Last Friday, a mysterious group by the name of “The Shadow Brokers” dumped what appeared to be some of the National Security Agency’s hacking tools online. There was some speculation as to whether the tools were legitimate. According to The Intercept, these tools are mentioned in documents leaked by NSA whistleblower Edward Snowden.
The hacking tools come from a what’s called the “Equation Group,” another hacking group long believed to be an NSA offshoot. The hackers who leaked the NSA’s hacking tools claimed that they were only dumping some of the tools they were able to obtain, and demanded millions of dollars in ransom for the rest.
Here’s the smoking gun from The Intercept:
The evidence that ties the ShadowBrokers dump to the NSA comes in an agency manual for implanting malware, classified top secret, provided by Snowden, and not previously available to the public. The draft manual instructs NSA operators to track their use of one malware program using a specific 16-character string, “ace02468bdf13579.” That exact same string appears throughout the ShadowBrokers leak in code associated with the same program, SECONDDATE.

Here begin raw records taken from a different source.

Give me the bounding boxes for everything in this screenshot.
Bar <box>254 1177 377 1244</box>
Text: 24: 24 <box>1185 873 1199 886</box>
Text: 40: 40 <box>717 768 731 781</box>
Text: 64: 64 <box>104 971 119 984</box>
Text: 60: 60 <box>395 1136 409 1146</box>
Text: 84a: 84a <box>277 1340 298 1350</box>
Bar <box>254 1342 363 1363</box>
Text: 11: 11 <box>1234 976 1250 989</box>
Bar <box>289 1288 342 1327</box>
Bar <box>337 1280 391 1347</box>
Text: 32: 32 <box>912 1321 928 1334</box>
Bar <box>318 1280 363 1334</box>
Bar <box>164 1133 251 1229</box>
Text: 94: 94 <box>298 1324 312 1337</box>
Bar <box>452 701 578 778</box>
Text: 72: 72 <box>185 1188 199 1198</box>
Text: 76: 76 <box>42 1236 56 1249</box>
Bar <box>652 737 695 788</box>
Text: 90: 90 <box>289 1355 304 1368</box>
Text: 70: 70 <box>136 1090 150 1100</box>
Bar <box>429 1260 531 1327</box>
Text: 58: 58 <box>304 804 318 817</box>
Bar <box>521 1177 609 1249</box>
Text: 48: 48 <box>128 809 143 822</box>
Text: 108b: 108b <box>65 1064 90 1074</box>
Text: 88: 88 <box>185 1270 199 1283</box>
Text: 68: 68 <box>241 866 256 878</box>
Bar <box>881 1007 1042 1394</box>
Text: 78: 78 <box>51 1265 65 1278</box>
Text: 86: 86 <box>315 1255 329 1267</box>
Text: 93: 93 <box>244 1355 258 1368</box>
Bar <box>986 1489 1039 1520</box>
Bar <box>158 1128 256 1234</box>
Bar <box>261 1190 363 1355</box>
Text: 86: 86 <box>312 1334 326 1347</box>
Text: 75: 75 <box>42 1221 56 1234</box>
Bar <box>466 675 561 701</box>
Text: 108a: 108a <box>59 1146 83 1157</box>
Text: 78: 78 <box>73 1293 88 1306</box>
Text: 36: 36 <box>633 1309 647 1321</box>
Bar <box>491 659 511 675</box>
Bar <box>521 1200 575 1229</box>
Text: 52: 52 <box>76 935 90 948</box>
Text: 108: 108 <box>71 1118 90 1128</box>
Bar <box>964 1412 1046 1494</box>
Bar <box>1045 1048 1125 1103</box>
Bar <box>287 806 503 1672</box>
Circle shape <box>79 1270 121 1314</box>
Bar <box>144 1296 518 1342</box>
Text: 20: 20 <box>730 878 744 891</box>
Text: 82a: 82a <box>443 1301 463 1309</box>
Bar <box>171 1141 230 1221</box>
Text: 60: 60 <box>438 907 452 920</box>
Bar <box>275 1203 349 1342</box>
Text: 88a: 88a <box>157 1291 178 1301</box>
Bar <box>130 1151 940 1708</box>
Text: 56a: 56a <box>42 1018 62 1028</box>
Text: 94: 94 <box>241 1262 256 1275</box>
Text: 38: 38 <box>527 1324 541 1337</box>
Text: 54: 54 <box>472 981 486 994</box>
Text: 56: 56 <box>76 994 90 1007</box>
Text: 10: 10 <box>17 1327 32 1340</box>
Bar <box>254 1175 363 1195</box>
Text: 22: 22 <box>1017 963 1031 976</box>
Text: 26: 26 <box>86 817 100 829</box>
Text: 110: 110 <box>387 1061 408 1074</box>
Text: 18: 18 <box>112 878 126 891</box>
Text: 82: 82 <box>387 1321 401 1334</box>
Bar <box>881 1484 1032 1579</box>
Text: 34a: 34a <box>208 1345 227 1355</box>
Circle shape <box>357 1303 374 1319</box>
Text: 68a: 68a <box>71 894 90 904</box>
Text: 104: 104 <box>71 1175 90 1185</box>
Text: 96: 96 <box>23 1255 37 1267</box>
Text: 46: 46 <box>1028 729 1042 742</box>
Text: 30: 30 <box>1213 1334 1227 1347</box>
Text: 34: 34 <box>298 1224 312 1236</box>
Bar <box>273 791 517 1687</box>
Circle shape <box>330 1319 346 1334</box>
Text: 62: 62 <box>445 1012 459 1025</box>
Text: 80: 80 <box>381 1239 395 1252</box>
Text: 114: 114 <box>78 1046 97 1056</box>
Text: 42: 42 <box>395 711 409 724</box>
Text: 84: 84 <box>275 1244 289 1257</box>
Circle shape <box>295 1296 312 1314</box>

Edward Snowden himself already speculated the hack was legitimate earlier this week, and theorized that this leak by The Shadow Brokers may be part of a larger hacking campaign that included the hack of the Democratic National Committee.
The tool in question here, SECONDDATE, enables what’s called a man in the middle attack, where a victim unknowingly connects to a supposedly safe website, but instead receives a nice payload from the NSA. This helpful top secret document from the Snowden trove explains.
As The Intercept notes, this is the first time that hacking tools from the extremely guarded and mysterious NSA have been leaked to the public. It’s an embarrassing screw up for what is supposed to be the most sophisticated spying and hacking agencies in the world. This hack will certainly be cited in future encryption debates. If the NSA can’t even keep its tools safe, what guarantee is there that the golden encryption key some lawmakers are advocating for will be kept safe?